There are many fascinating stories about some of the key players of recent times such as Costa, Griezmann, Saul and Garcia as well as an insight into the mentality of the manager Diego Simeone. I never realised that Costa was named after Diego Maradona, a brave choice for a Brazilian father and the story of how Griezmann was spotted by Atletico after all the major French clubs rejected him is an inspiration for any academy cast-off.
The author also presents a compelling case for the jinx or El Pupas which allegedly still curses the team. Many Atletico fans are convinced that they are jinxed and have compelling evidence for their beliefs as the author carefully elucidates. In Brussels in 1974, Atletico were leading Bayern Munich in the European Cup Final with only eleven seconds remaining when the Germans equalised and went on to win the replay. Forty years later in Lisbon, Atletico led Real in the final of the same competition when their opponents equalised 2 minutes and 28 seconds into stoppage time and proceeded to win in extra time. If I was a hincha fuerte of Atletico, I would certainly believe in the jinx.
Some minor quibbles, the structure of the book is heavily weighted around key dates in the club’s history, therefore it is a tad disconcerting when in Chapter One they win La Liga on Sunday 17 May 2014 and then play in the Champions League final on Sunday 14 May. I think that should be Sunday 24 May! The constant use of dates also makes the lack of an index doubly frustrating.
McTear does appear to have a strong attachment to the concept of the underdog and makes his point clear in his introduction: “Rarely, though can an underdog hold their own against two Goliaths and yet that is what Atletico did in the 2013/14 season”.

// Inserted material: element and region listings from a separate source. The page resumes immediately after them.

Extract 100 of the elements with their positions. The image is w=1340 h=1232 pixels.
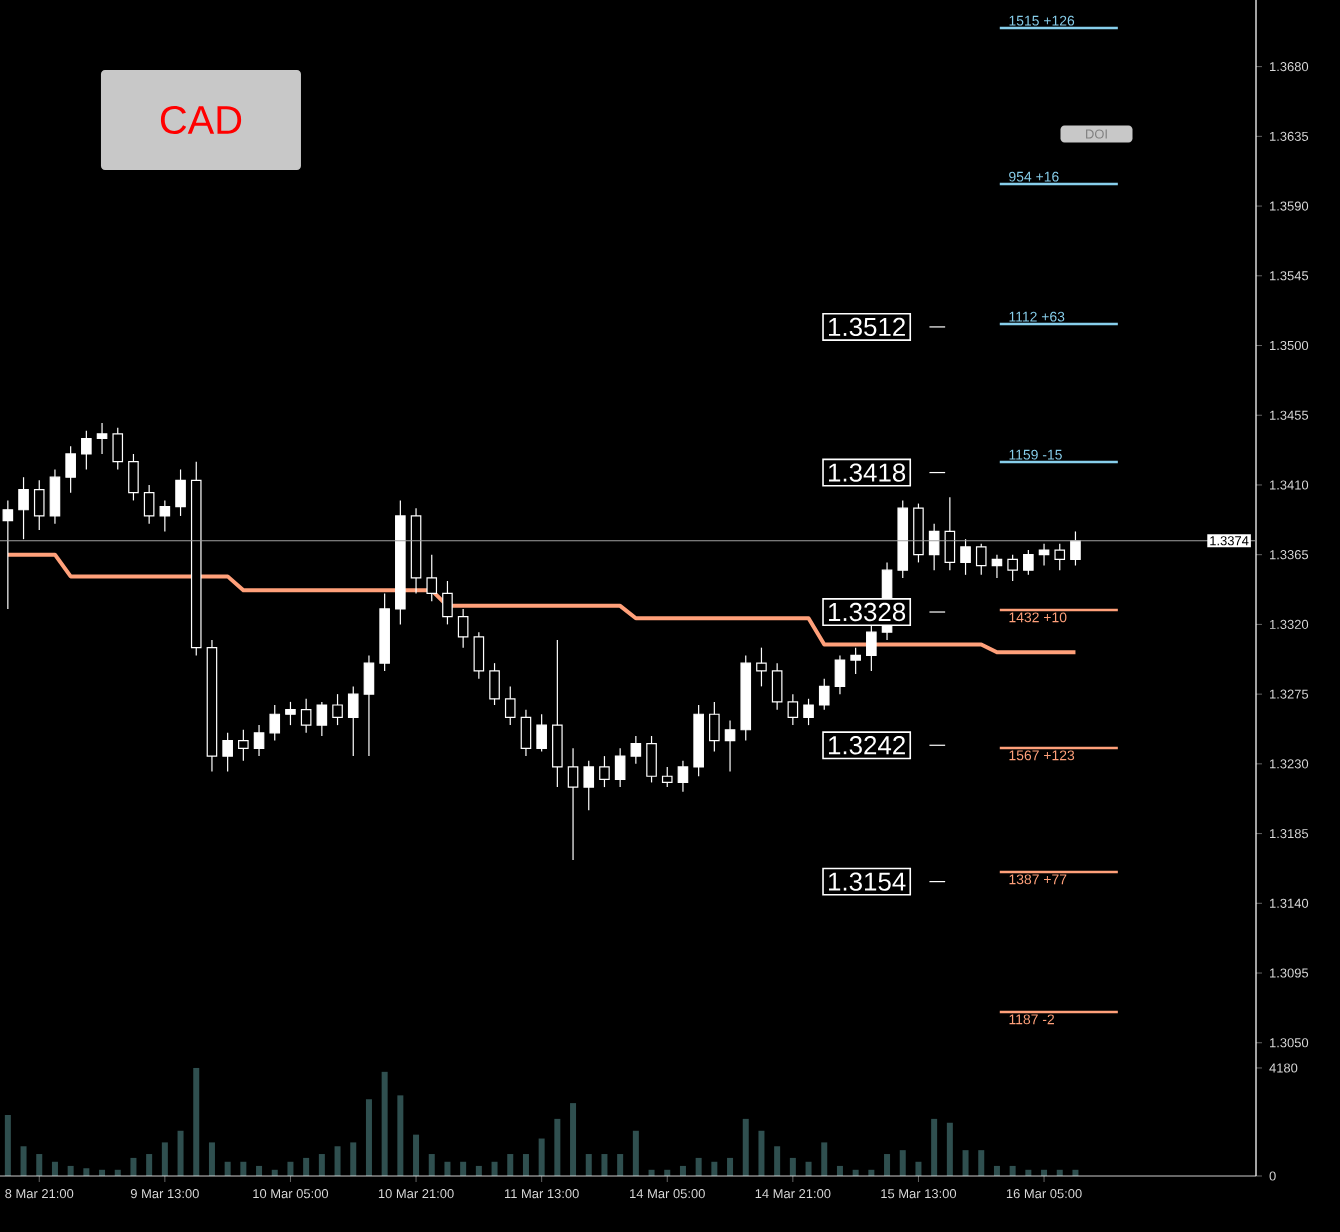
candlestick (238, 729, 249, 762)
bar (836, 1165, 843, 1176)
candlestick (2, 499, 14, 610)
candlestick (143, 484, 155, 525)
bar (224, 1161, 231, 1176)
bar (585, 1154, 592, 1176)
candlestick (1070, 530, 1081, 567)
candlestick (583, 760, 595, 811)
bar (4, 1115, 11, 1176)
bar (444, 1161, 451, 1176)
bar (460, 1161, 467, 1176)
bar (915, 1161, 922, 1176)
bar (303, 1157, 310, 1176)
bar (805, 1161, 812, 1176)
candlestick (426, 554, 438, 602)
candlestick (300, 698, 312, 734)
candlestick (1054, 543, 1066, 571)
bar (208, 1142, 215, 1176)
candlestick (536, 713, 547, 753)
candlestick (112, 427, 124, 471)
candlestick (520, 709, 532, 757)
candlestick (771, 662, 783, 711)
bar (350, 1142, 357, 1176)
candlestick (175, 468, 186, 517)
candlestick (347, 685, 359, 757)
bar (475, 1165, 482, 1176)
bar (428, 1154, 435, 1176)
candlestick (724, 719, 736, 773)
bar (193, 1067, 200, 1176)
candlestick (285, 701, 296, 726)
bar (931, 1118, 938, 1176)
candlestick (756, 647, 767, 687)
candlestick (363, 654, 375, 757)
candlestick (269, 704, 281, 742)
candlestick (253, 724, 265, 757)
candlestick (473, 631, 485, 680)
candlestick (567, 747, 579, 861)
candlestick (442, 580, 453, 626)
bar (146, 1154, 153, 1176)
candlestick (1023, 549, 1034, 576)
bar (20, 1146, 27, 1176)
annotation: 1.3154 (828, 872, 906, 891)
bar (727, 1157, 734, 1176)
candlestick (787, 693, 799, 726)
candlestick (489, 662, 500, 706)
bar (161, 1142, 168, 1176)
candlestick (552, 639, 563, 788)
candlestick (33, 479, 45, 531)
candlestick (834, 654, 846, 695)
annotation: 1.3242 (828, 736, 905, 755)
candlestick (991, 554, 1003, 579)
candlestick (316, 701, 328, 737)
bar (821, 1142, 828, 1176)
candlestick (457, 608, 469, 649)
bar (256, 1165, 263, 1176)
candlestick (709, 701, 720, 753)
candlestick (504, 685, 516, 726)
bar (632, 1130, 639, 1176)
annotation: 1.3512 (828, 317, 905, 337)
bar (617, 1154, 624, 1176)
bar (1009, 1165, 1016, 1176)
bar (365, 1099, 372, 1176)
bar (899, 1150, 906, 1176)
candlestick (599, 755, 610, 788)
candlestick (944, 496, 956, 571)
annotation: 1.3418 (828, 463, 906, 482)
bar (334, 1146, 341, 1176)
bar (287, 1161, 294, 1176)
bar (695, 1157, 702, 1176)
bar (978, 1150, 985, 1176)
bar (177, 1130, 184, 1176)
bar (397, 1095, 404, 1176)
bar (962, 1150, 969, 1176)
bar (318, 1154, 325, 1176)
candlestick (818, 678, 830, 711)
bar (381, 1071, 388, 1176)
candlestick (614, 747, 626, 788)
candlestick (49, 468, 61, 525)
candlestick (960, 538, 971, 576)
bar (36, 1154, 43, 1176)
candlestick (1038, 543, 1050, 567)
candlestick (96, 422, 108, 455)
bar (67, 1165, 74, 1176)
candlestick (677, 760, 689, 793)
candlestick (661, 766, 673, 788)
candlestick (975, 543, 987, 576)
candlestick (65, 445, 76, 494)
candlestick (928, 523, 940, 571)
annotation: CAD (160, 105, 242, 135)
bar (993, 1165, 1000, 1176)
candlestick (913, 502, 924, 564)
bar (711, 1161, 718, 1176)
bar (789, 1157, 796, 1176)
bar (601, 1154, 608, 1176)
candlestick (803, 698, 814, 726)
bar (522, 1154, 529, 1176)
bar (774, 1146, 781, 1176)
candlestick (850, 647, 861, 675)
candlestick (1007, 554, 1018, 582)
bar (491, 1161, 498, 1176)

However, as a young twenty-year-old student living in Madrid in 1975, I went to watch Atletico play Independiente from Argentina in the Intercontinental Cup Final in front of a crowd of nearly 70,000 in the Vicente Calderon Stadium and witnessed the home team win two-nil on the evening and two – one overall on aggregate. This meant that Atletico were officially the best team in the world. Atletico may have been many things over the years, but they could never be described as an underdog. Eibar – yes, Atletico – never!
To enjoy this book, you have to banish the concept of the underdog and read it more as the story of a club who have returned from the dead zone of the Segunda Division, almost going out of existence in the process and have become a major force in Spanish Football, despite the hegemony of Barca and Real. Certainly, in terms of marketing La Liga to the foreign television viewer having a third serious challenger helps the revenue streams.

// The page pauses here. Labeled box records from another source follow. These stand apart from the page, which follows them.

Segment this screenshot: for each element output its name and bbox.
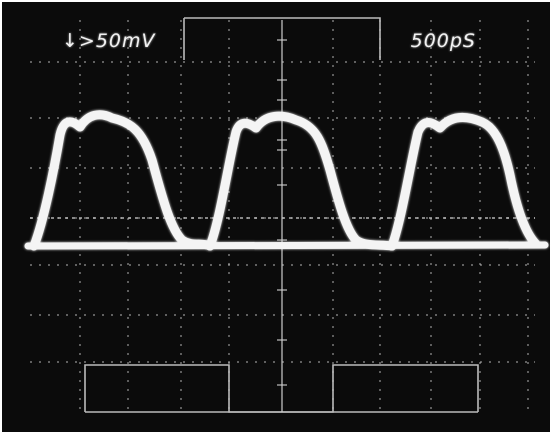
pulse-2 [205,111,397,251]
pulse-3 [387,113,541,251]
time-base-label: 500pS [410,30,476,52]
trace-baseline [24,241,549,250]
vertical-scale-label: ↓>50mV [62,30,156,52]
graticule [30,17,535,413]
pulse-1 [29,110,215,251]
waveform-trace [24,110,549,251]
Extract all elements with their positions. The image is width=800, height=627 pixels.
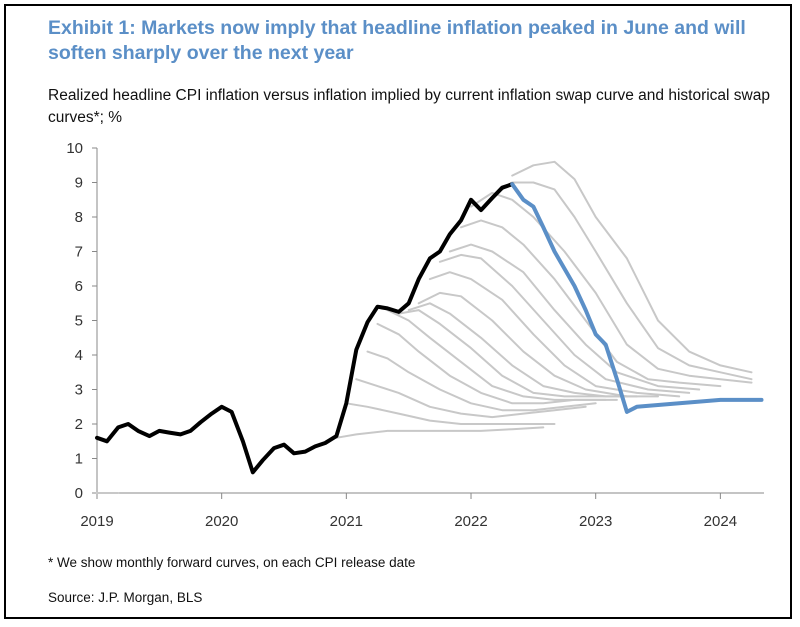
footnote: * We show monthly forward curves, on eac… xyxy=(48,555,416,570)
current-swap-curve-line xyxy=(510,182,764,414)
historical-swap-curve xyxy=(438,253,691,394)
y-tick-label: 3 xyxy=(75,382,83,399)
source-note: Source: J.P. Morgan, BLS xyxy=(48,590,203,605)
x-tick-label: 2019 xyxy=(80,513,113,530)
historical-swap-curve xyxy=(345,402,556,425)
historical-swap-curve xyxy=(417,291,659,398)
historical-swap-curve xyxy=(335,426,545,439)
y-tick-label: 6 xyxy=(75,278,83,295)
x-tick-label: 2022 xyxy=(454,513,487,530)
axes: 0 1 2 3 4 5 6 7 8 9 10 2019 2020 2021 2022 2023 2024 xyxy=(66,140,764,530)
chart-area: 0 1 2 3 4 5 6 7 8 9 10 2019 2020 2021 2022 2023 2024 xyxy=(66,140,764,530)
y-tick-label: 0 xyxy=(75,485,83,502)
y-tick-label: 8 xyxy=(75,209,83,226)
historical-swap-curves xyxy=(96,160,753,494)
historical-swap-curve xyxy=(355,378,587,419)
historical-swap-curve xyxy=(511,160,753,374)
historical-swap-curve xyxy=(491,181,753,381)
x-tick-label: 2020 xyxy=(205,513,238,530)
historical-swap-curve xyxy=(366,350,597,412)
historical-swap-curve xyxy=(428,271,681,398)
historical-swap-curve xyxy=(407,302,638,398)
y-tick-label: 10 xyxy=(66,140,83,157)
chart-frame: Exhibit 1: Markets now imply that headli… xyxy=(4,4,792,619)
chart-title: Exhibit 1: Markets now imply that headli… xyxy=(48,17,746,64)
historical-swap-curve xyxy=(397,309,628,398)
y-tick-label: 7 xyxy=(75,244,83,261)
y-tick-label: 4 xyxy=(75,347,83,364)
chart-subtitle: Realized headline CPI inflation versus i… xyxy=(48,87,770,126)
historical-swap-curve xyxy=(460,219,722,388)
y-tick-label: 2 xyxy=(75,416,83,433)
historical-swap-curve xyxy=(376,322,607,405)
historical-swap-curve xyxy=(470,191,753,384)
main-series xyxy=(95,182,764,475)
y-tick-label: 9 xyxy=(75,175,83,192)
y-tick-label: 1 xyxy=(75,451,83,468)
x-tick-label: 2023 xyxy=(579,513,612,530)
realized-cpi-line xyxy=(95,182,515,475)
x-tick-label: 2021 xyxy=(330,513,363,530)
historical-swap-curve xyxy=(448,243,701,391)
x-tick-label: 2024 xyxy=(704,513,737,530)
y-tick-label: 5 xyxy=(75,313,83,330)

This is a well written book produced by an author who has undertaken methodical and meticulous research to provide the reader with an in-depth insight into all things Atletico. It is a triumph of investigation and storytelling giving the background to the club and its recent resurgence. Although, this is an easy book to dip in and out of, I found that once you pick it up it is almost impossible to put down. The Atletico story needed telling, Euan Mc Tear has provided us with an insight into what it means to be a fan of the Rojiblancos.